Icelandair has also updated its mask policy to be optional on some routes, including flights within Iceland, and to or from Europe and Greenland. However, masks are still required on service to Canada, the US, Germany (except Frankfurt), and Paris.
As of March 16, Virgin Atlantic has changed its mask rules to be optional on flights from Heathrow and Manchester to the Caribbean. Specifically, face coverings can be removed on flights to or from Barbados, St Lucia, Antigua, Grenada, The Bahamas, Jamaica, St Vincent and the Grenadines, and Trinidad & Tobago.
Scandinavian Airlines, also known as SAS, removed the mask mandate for flights in Sweden, Denmark, and Norway in October, but has expanded that to all flights except to and from the US, China, and Italy as of April 4.
Norwegian Air Shuttle
Norwegian Air Shuttle changed its covid-era mask policy on April 4, now allowing passengers to forgo face coverings on all of its flights. However, masks may still be required on routes to certain destinations. The company said that as of February 12 when the mandate was lifted in Scandinavia, it has "noticed increased passenger demand and optimism in regards to booking ahead for both leisure and business travel."

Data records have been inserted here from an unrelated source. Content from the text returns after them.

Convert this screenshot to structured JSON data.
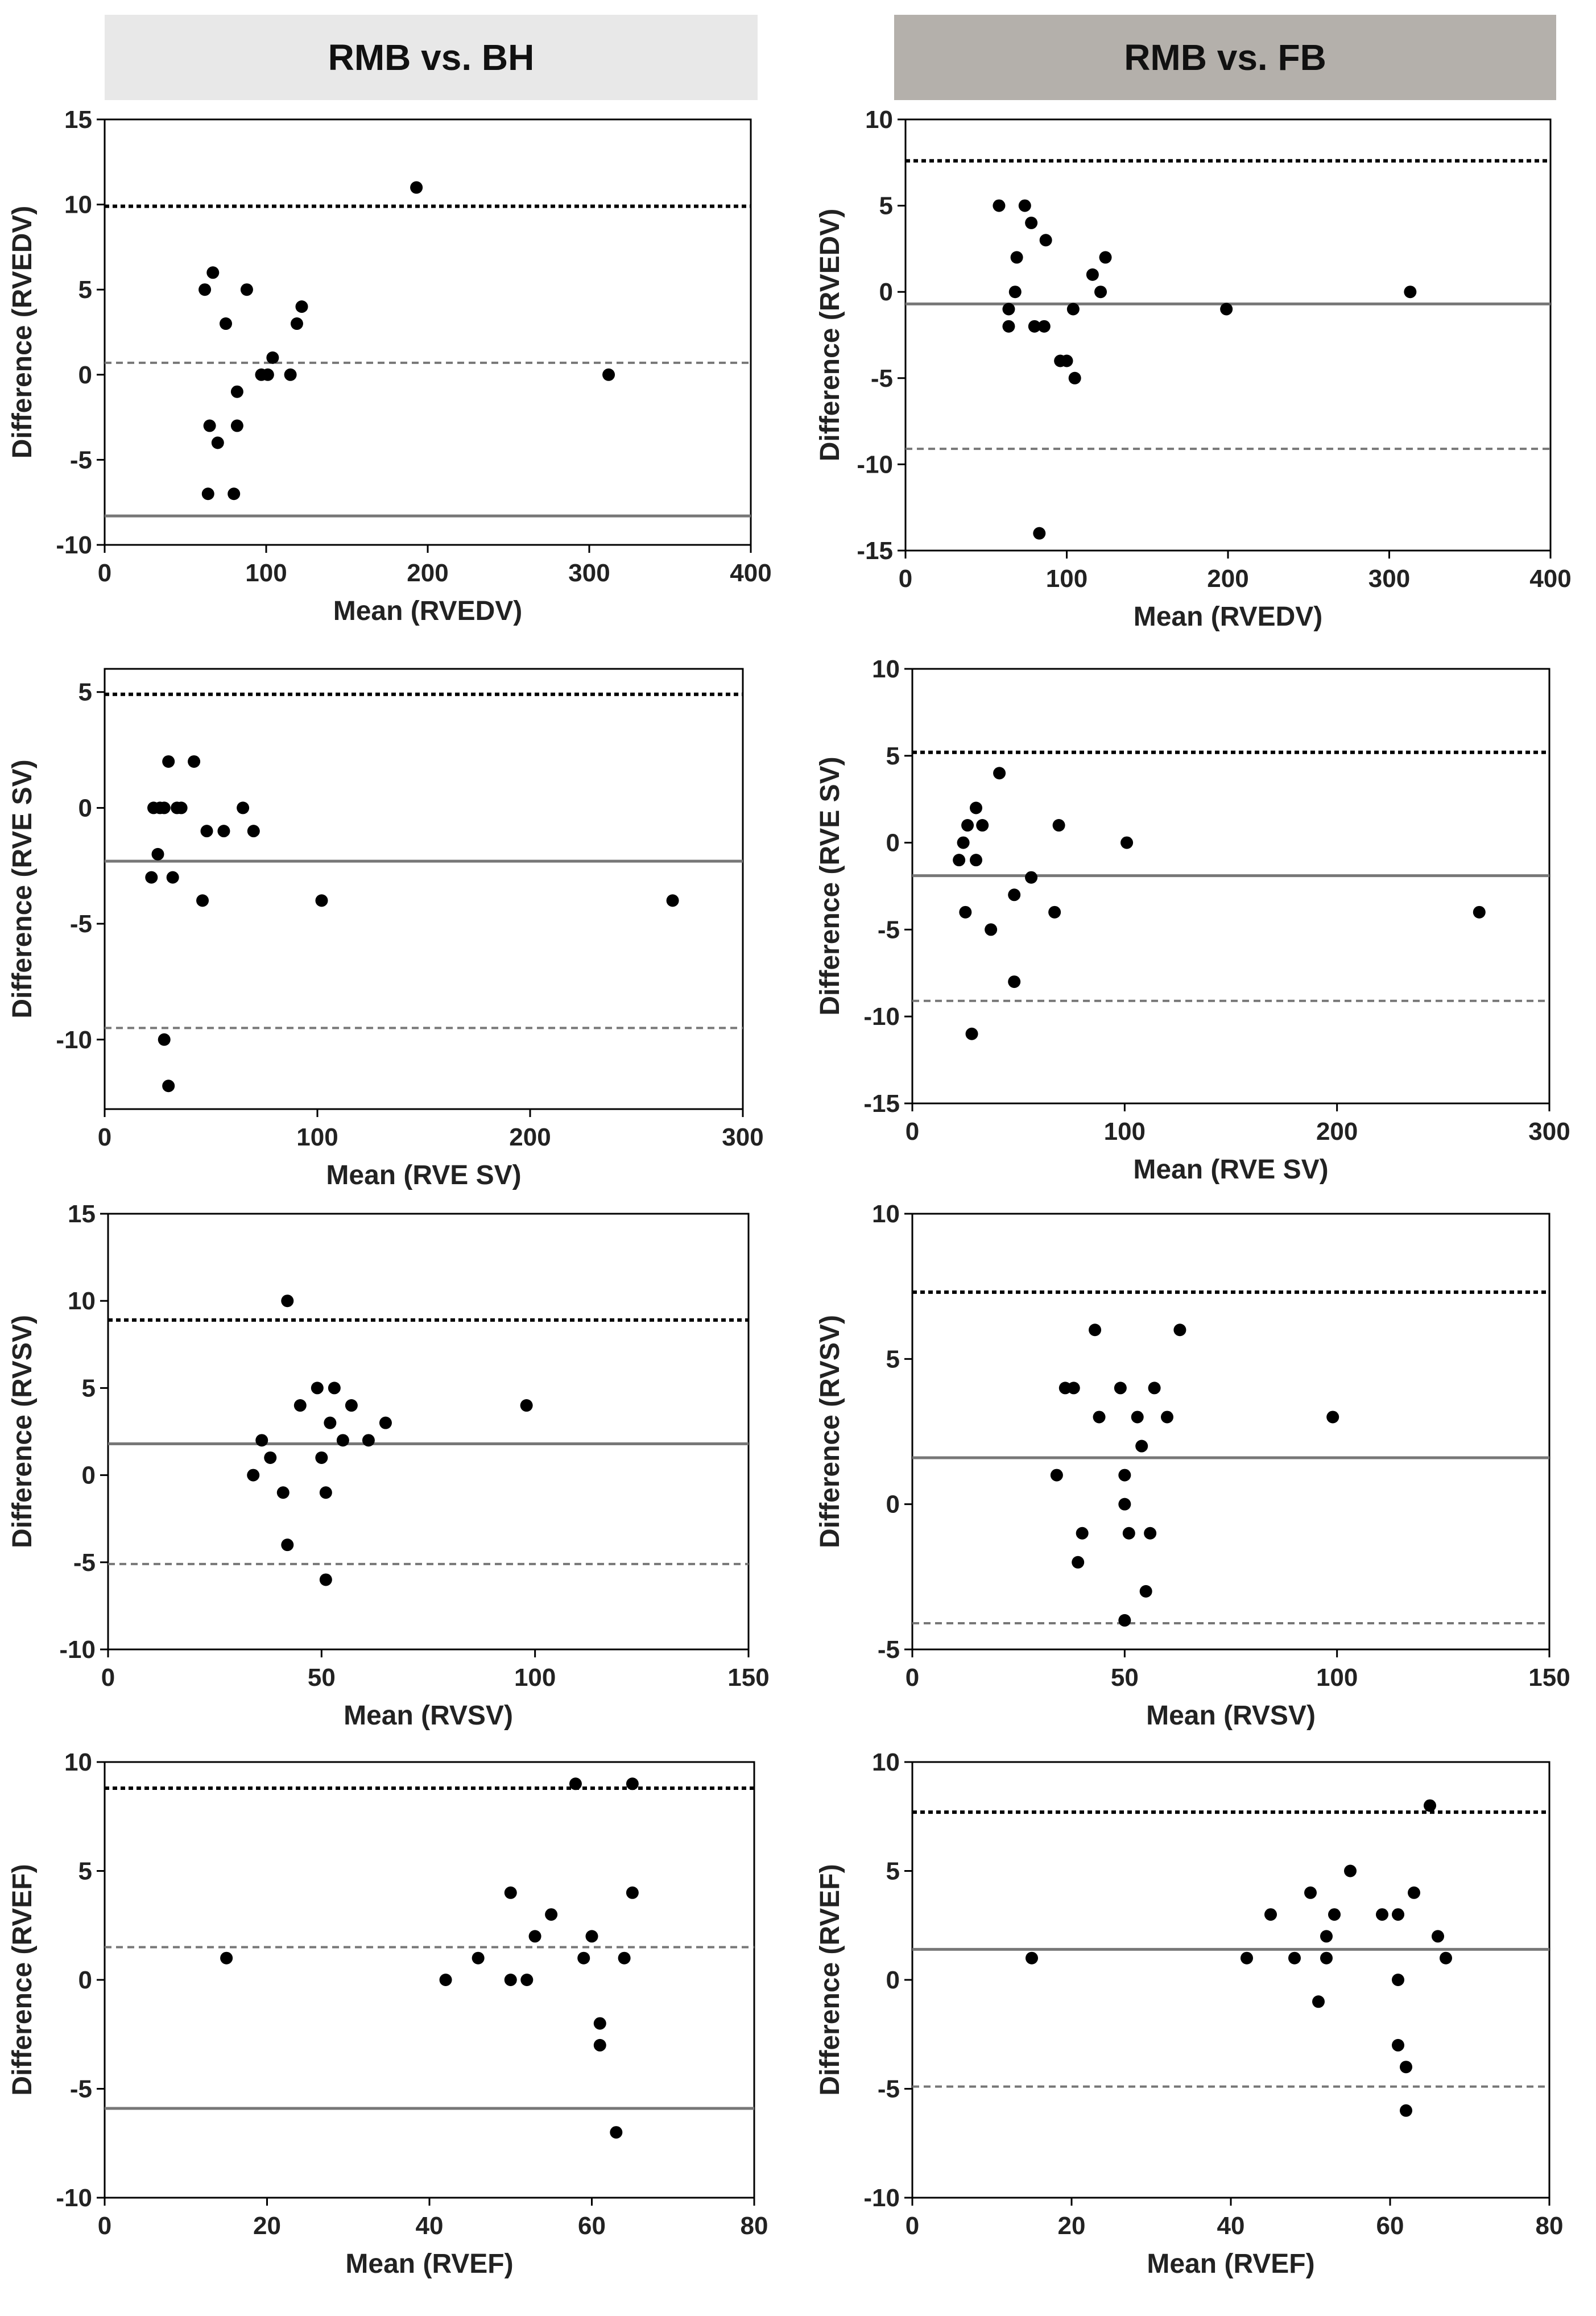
{
  "headers": {
    "left": "RMB vs. BH",
    "right": "RMB vs. FB",
    "left_color": "#e8e8e8",
    "right_color": "#b4b0ab"
  },
  "chart_data": [
    {
      "id": "bh-rvedv",
      "type": "scatter",
      "title": "RMB vs. BH",
      "xlabel": "Mean (RVEDV)",
      "ylabel": "Difference (RVEDV)",
      "xlim": [
        0,
        400
      ],
      "ylim": [
        -10,
        15
      ],
      "xticks": [
        0,
        100,
        200,
        300,
        400
      ],
      "yticks": [
        -10,
        -5,
        0,
        5,
        10,
        15
      ],
      "points": [
        [
          62,
          5
        ],
        [
          67,
          6
        ],
        [
          65,
          -3
        ],
        [
          64,
          -7
        ],
        [
          70,
          -4
        ],
        [
          75,
          3
        ],
        [
          80,
          -7
        ],
        [
          82,
          -1
        ],
        [
          82,
          -3
        ],
        [
          88,
          5
        ],
        [
          97,
          0
        ],
        [
          101,
          0
        ],
        [
          104,
          1
        ],
        [
          115,
          0
        ],
        [
          119,
          3
        ],
        [
          122,
          4
        ],
        [
          193,
          11
        ],
        [
          312,
          0
        ]
      ],
      "lines": [
        {
          "name": "upper limit",
          "y": 9.9,
          "style": "dotted",
          "color": "#000000"
        },
        {
          "name": "mean difference",
          "y": 0.7,
          "style": "dashed",
          "color": "#777777"
        },
        {
          "name": "lower limit",
          "y": -8.3,
          "style": "solid",
          "color": "#777777"
        }
      ]
    },
    {
      "id": "fb-rvedv",
      "type": "scatter",
      "title": "RMB vs. FB",
      "xlabel": "Mean (RVEDV)",
      "ylabel": "Difference (RVEDV)",
      "xlim": [
        0,
        400
      ],
      "ylim": [
        -15,
        10
      ],
      "xticks": [
        0,
        100,
        200,
        300,
        400
      ],
      "yticks": [
        -15,
        -10,
        -5,
        0,
        5,
        10
      ],
      "points": [
        [
          58,
          5
        ],
        [
          64,
          -1
        ],
        [
          64,
          -2
        ],
        [
          68,
          0
        ],
        [
          69,
          2
        ],
        [
          74,
          5
        ],
        [
          78,
          4
        ],
        [
          80,
          -2
        ],
        [
          83,
          -14
        ],
        [
          86,
          -2
        ],
        [
          87,
          3
        ],
        [
          96,
          -4
        ],
        [
          100,
          -4
        ],
        [
          104,
          -1
        ],
        [
          105,
          -5
        ],
        [
          116,
          1
        ],
        [
          121,
          0
        ],
        [
          124,
          2
        ],
        [
          199,
          -1
        ],
        [
          313,
          0
        ]
      ],
      "lines": [
        {
          "name": "upper limit",
          "y": 7.6,
          "style": "dotted",
          "color": "#000000"
        },
        {
          "name": "mean difference",
          "y": -0.7,
          "style": "solid",
          "color": "#777777"
        },
        {
          "name": "lower limit",
          "y": -9.1,
          "style": "dashed",
          "color": "#777777"
        }
      ]
    },
    {
      "id": "bh-rvesv",
      "type": "scatter",
      "title": "RMB vs. BH",
      "xlabel": "Mean (RVE SV)",
      "ylabel": "Difference (RVE SV)",
      "xlim": [
        0,
        300
      ],
      "ylim": [
        -13,
        6
      ],
      "xticks": [
        0,
        100,
        200,
        300
      ],
      "yticks": [
        -10,
        -5,
        0,
        5
      ],
      "points": [
        [
          22,
          -3
        ],
        [
          23,
          0
        ],
        [
          25,
          -2
        ],
        [
          26,
          0
        ],
        [
          28,
          0
        ],
        [
          28,
          -10
        ],
        [
          30,
          -12
        ],
        [
          30,
          2
        ],
        [
          32,
          -3
        ],
        [
          34,
          0
        ],
        [
          36,
          0
        ],
        [
          42,
          2
        ],
        [
          46,
          -4
        ],
        [
          48,
          -1
        ],
        [
          56,
          -1
        ],
        [
          65,
          0
        ],
        [
          70,
          -1
        ],
        [
          102,
          -4
        ],
        [
          267,
          -4
        ]
      ],
      "lines": [
        {
          "name": "upper limit",
          "y": 4.9,
          "style": "dotted",
          "color": "#000000"
        },
        {
          "name": "mean difference",
          "y": -2.3,
          "style": "solid",
          "color": "#777777"
        },
        {
          "name": "lower limit",
          "y": -9.5,
          "style": "dashed",
          "color": "#777777"
        }
      ]
    },
    {
      "id": "fb-rvesv",
      "type": "scatter",
      "title": "RMB vs. FB",
      "xlabel": "Mean (RVE SV)",
      "ylabel": "Difference (RVE SV)",
      "xlim": [
        0,
        300
      ],
      "ylim": [
        -15,
        10
      ],
      "xticks": [
        0,
        100,
        200,
        300
      ],
      "yticks": [
        -15,
        -10,
        -5,
        0,
        5,
        10
      ],
      "points": [
        [
          22,
          -1
        ],
        [
          24,
          0
        ],
        [
          25,
          -4
        ],
        [
          26,
          1
        ],
        [
          28,
          -11
        ],
        [
          30,
          2
        ],
        [
          30,
          -1
        ],
        [
          33,
          1
        ],
        [
          37,
          -5
        ],
        [
          41,
          4
        ],
        [
          48,
          -3
        ],
        [
          48,
          -8
        ],
        [
          56,
          -2
        ],
        [
          67,
          -4
        ],
        [
          69,
          1
        ],
        [
          101,
          0
        ],
        [
          267,
          -4
        ]
      ],
      "lines": [
        {
          "name": "upper limit",
          "y": 5.2,
          "style": "dotted",
          "color": "#000000"
        },
        {
          "name": "mean difference",
          "y": -1.9,
          "style": "solid",
          "color": "#777777"
        },
        {
          "name": "lower limit",
          "y": -9.1,
          "style": "dashed",
          "color": "#777777"
        }
      ]
    },
    {
      "id": "bh-rvsv",
      "type": "scatter",
      "title": "RMB vs. BH",
      "xlabel": "Mean (RVSV)",
      "ylabel": "Difference (RVSV)",
      "xlim": [
        0,
        150
      ],
      "ylim": [
        -10,
        15
      ],
      "xticks": [
        0,
        50,
        100,
        150
      ],
      "yticks": [
        -10,
        -5,
        0,
        5,
        10,
        15
      ],
      "points": [
        [
          34,
          0
        ],
        [
          36,
          2
        ],
        [
          38,
          1
        ],
        [
          41,
          -1
        ],
        [
          42,
          10
        ],
        [
          42,
          -4
        ],
        [
          45,
          4
        ],
        [
          49,
          5
        ],
        [
          50,
          1
        ],
        [
          51,
          -1
        ],
        [
          51,
          -6
        ],
        [
          52,
          3
        ],
        [
          53,
          5
        ],
        [
          55,
          2
        ],
        [
          57,
          4
        ],
        [
          61,
          2
        ],
        [
          65,
          3
        ],
        [
          98,
          4
        ]
      ],
      "lines": [
        {
          "name": "upper limit",
          "y": 8.9,
          "style": "dotted",
          "color": "#000000"
        },
        {
          "name": "mean difference",
          "y": 1.8,
          "style": "solid",
          "color": "#777777"
        },
        {
          "name": "lower limit",
          "y": -5.1,
          "style": "dashed",
          "color": "#777777"
        }
      ]
    },
    {
      "id": "fb-rvsv",
      "type": "scatter",
      "title": "RMB vs. FB",
      "xlabel": "Mean (RVSV)",
      "ylabel": "Difference (RVSV)",
      "xlim": [
        0,
        150
      ],
      "ylim": [
        -5,
        10
      ],
      "xticks": [
        0,
        50,
        100,
        150
      ],
      "yticks": [
        -5,
        0,
        5,
        10
      ],
      "points": [
        [
          34,
          1
        ],
        [
          36,
          4
        ],
        [
          38,
          4
        ],
        [
          39,
          -2
        ],
        [
          40,
          -1
        ],
        [
          43,
          6
        ],
        [
          44,
          3
        ],
        [
          49,
          4
        ],
        [
          50,
          1
        ],
        [
          50,
          0
        ],
        [
          51,
          -1
        ],
        [
          50,
          -4
        ],
        [
          53,
          3
        ],
        [
          54,
          2
        ],
        [
          55,
          -3
        ],
        [
          56,
          -1
        ],
        [
          57,
          4
        ],
        [
          60,
          3
        ],
        [
          63,
          6
        ],
        [
          99,
          3
        ]
      ],
      "lines": [
        {
          "name": "upper limit",
          "y": 7.3,
          "style": "dotted",
          "color": "#000000"
        },
        {
          "name": "mean difference",
          "y": 1.6,
          "style": "solid",
          "color": "#777777"
        },
        {
          "name": "lower limit",
          "y": -4.1,
          "style": "dashed",
          "color": "#777777"
        }
      ]
    },
    {
      "id": "bh-rvef",
      "type": "scatter",
      "title": "RMB vs. BH",
      "xlabel": "Mean (RVEF)",
      "ylabel": "Difference (RVEF)",
      "xlim": [
        0,
        80
      ],
      "ylim": [
        -10,
        10
      ],
      "xticks": [
        0,
        20,
        40,
        60,
        80
      ],
      "yticks": [
        -10,
        -5,
        0,
        5,
        10
      ],
      "points": [
        [
          15,
          1
        ],
        [
          42,
          0
        ],
        [
          46,
          1
        ],
        [
          50,
          4
        ],
        [
          50,
          0
        ],
        [
          52,
          0
        ],
        [
          53,
          2
        ],
        [
          55,
          3
        ],
        [
          58,
          9
        ],
        [
          59,
          1
        ],
        [
          60,
          2
        ],
        [
          61,
          -3
        ],
        [
          61,
          -2
        ],
        [
          63,
          -7
        ],
        [
          64,
          1
        ],
        [
          65,
          9
        ],
        [
          65,
          4
        ]
      ],
      "lines": [
        {
          "name": "upper limit",
          "y": 8.8,
          "style": "dotted",
          "color": "#000000"
        },
        {
          "name": "mean difference",
          "y": 1.5,
          "style": "dashed",
          "color": "#777777"
        },
        {
          "name": "lower limit",
          "y": -5.9,
          "style": "solid",
          "color": "#777777"
        }
      ]
    },
    {
      "id": "fb-rvef",
      "type": "scatter",
      "title": "RMB vs. FB",
      "xlabel": "Mean (RVEF)",
      "ylabel": "Difference (RVEF)",
      "xlim": [
        0,
        80
      ],
      "ylim": [
        -10,
        10
      ],
      "xticks": [
        0,
        20,
        40,
        60,
        80
      ],
      "yticks": [
        -10,
        -5,
        0,
        5,
        10
      ],
      "points": [
        [
          15,
          1
        ],
        [
          42,
          1
        ],
        [
          45,
          3
        ],
        [
          48,
          1
        ],
        [
          50,
          4
        ],
        [
          51,
          -1
        ],
        [
          52,
          1
        ],
        [
          52,
          2
        ],
        [
          53,
          3
        ],
        [
          55,
          5
        ],
        [
          59,
          3
        ],
        [
          61,
          3
        ],
        [
          61,
          -3
        ],
        [
          61,
          0
        ],
        [
          62,
          -4
        ],
        [
          62,
          -6
        ],
        [
          63,
          4
        ],
        [
          65,
          8
        ],
        [
          66,
          2
        ],
        [
          67,
          1
        ]
      ],
      "lines": [
        {
          "name": "upper limit",
          "y": 7.7,
          "style": "dotted",
          "color": "#000000"
        },
        {
          "name": "mean difference",
          "y": 1.4,
          "style": "solid",
          "color": "#777777"
        },
        {
          "name": "lower limit",
          "y": -4.9,
          "style": "dashed",
          "color": "#777777"
        }
      ]
    }
  ]
}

The Netherlands has scrapped the mask mandate for public transportation on March 23, except for in airports and on aircraft. A Dutch flag carrier KLM spokesperson told TPG it finds the decision "inappropriate, given the phase the pandemic is in," and said it will "no longer monitor this from March 23," and instead "strongly recommend that our passengers wear a face mask on board in line with EASA and ICAO guidelines."
On its website, KLM noted that some destinations have different mask requirements and the airline will send passengers an email "in the week before departure" with mask policy details for their destination.